On the last day of her last visit before Patrick moved out, Anna looked at Portia with the bull’s-eye milk stains on the nipple-points of her old T-shirt, and five extra pounds rolled like a sweatshirt around her hips, and knew that Portia wasn’t in the marriage she thought she was in. Patrick was trim, lime-smelling; he was wearing a crisp pressed shirt that was whiter than the flash on a Polaroid camera. Two weeks later, when Portia told Anna about finding her husband, pants pooling at his ankles, ass machining in and out of a slim woman whose skin was as unmarred as a brand-new bedsheet, all Anna could think about was the shimmering fish of a caesarean scar that sat under Portia’s belly fold, or her unshaven legs that were the texture of an old, half-bald dog.
Nothing is fair in love and romance. Anna knows this for s
ure, as she has exploited her own husband’s devotion many times. But it wasn’t until she heard her sister on the phone wailing over her loss that Anna realized how cruel these things can be: how vicious and shallow-minded it is to discount a woman battered by child-bearing; how cunning and slippery it is to use a sleek female body to seduce a man. Anna hated herself for being a person on the winning side of lust and affairs. But that’s exactly where she was. Just like Patrick.
Chapter 6
1975
Portia decided that Emery had to scrape the hardened cloak of bird shit off the TV room couch. The bird, Ace, who liked to perch on the iron curtain rod above the couch, was Emery’s, after all. They were cleaning the house for the annual December visit of their grandparents, Harry and Yetta Stein, whom they called Zeyde and Bubbe. Even Buzzy and Louise were helping out—a fact that made the chores seem festive, like the Friday after Thanksgiving at Portia’s friend Denise’s house where the whole family decorated for Christmas. At Denise’s, they tacked thick layers of cotton to the porch rails and called that snow. It occurred to Portia that if her family suddenly were transformed into people who decorated for Christmas, they could leave the bird shit on the couch and pretend it was snow.

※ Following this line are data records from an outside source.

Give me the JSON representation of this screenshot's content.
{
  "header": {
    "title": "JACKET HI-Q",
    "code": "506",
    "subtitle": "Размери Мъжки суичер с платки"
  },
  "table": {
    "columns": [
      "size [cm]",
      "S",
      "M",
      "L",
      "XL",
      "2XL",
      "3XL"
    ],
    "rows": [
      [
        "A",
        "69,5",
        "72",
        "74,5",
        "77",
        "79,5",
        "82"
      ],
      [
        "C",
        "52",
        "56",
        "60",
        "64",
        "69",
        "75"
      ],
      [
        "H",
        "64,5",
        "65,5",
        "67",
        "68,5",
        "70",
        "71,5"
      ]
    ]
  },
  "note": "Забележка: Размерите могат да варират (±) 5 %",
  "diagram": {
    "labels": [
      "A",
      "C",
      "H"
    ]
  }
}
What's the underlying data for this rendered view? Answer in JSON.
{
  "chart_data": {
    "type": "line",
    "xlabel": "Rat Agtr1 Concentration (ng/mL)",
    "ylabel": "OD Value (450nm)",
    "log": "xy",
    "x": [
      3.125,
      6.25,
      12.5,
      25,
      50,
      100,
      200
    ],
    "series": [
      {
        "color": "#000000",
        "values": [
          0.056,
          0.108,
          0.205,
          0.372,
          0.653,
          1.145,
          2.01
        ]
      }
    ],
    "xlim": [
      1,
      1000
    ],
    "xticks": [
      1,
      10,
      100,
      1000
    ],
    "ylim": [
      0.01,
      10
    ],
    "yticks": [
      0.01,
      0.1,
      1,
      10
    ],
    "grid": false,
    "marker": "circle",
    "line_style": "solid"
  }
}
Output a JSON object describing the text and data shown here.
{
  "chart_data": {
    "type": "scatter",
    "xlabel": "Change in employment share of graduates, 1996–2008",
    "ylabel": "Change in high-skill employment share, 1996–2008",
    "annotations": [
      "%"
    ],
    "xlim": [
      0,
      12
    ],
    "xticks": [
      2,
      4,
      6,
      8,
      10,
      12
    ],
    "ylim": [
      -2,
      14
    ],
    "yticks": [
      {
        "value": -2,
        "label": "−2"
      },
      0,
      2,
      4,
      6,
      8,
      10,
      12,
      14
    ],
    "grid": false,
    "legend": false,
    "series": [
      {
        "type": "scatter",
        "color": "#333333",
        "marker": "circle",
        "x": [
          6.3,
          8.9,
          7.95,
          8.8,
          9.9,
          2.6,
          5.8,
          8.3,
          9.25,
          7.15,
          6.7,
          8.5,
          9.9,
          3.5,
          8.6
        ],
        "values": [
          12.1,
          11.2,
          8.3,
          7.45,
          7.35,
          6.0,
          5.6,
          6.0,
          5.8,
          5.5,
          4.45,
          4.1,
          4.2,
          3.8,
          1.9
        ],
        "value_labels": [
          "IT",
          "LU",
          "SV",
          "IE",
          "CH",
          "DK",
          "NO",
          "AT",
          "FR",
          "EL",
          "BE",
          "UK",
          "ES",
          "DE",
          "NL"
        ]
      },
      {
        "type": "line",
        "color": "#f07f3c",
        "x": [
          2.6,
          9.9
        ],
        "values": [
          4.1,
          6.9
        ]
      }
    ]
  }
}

Portia handed Emery the paint scraper. He was seven now, had skipped second grade, and seemed old enough to do some cleaning. Anna helped Portia chase Ace around the house, trying to catch him with a metal trash can and a cookie sheet. When he was finally captured, they locked him in his cage, where he silently batted against the bars with a painful persistence that drove Louise to put him on top of the washing machine in the garage.
After banning the bird, Louise took on the kitchen floor with a wire brush and bucket whose water Portia changed for her every five minutes. The revelation of the white linoleum under the putty-gray of the kitchen floor was like a magic act, or the miracle of finding a Picasso under the amateur painting of a silo one has bought at a garage sale.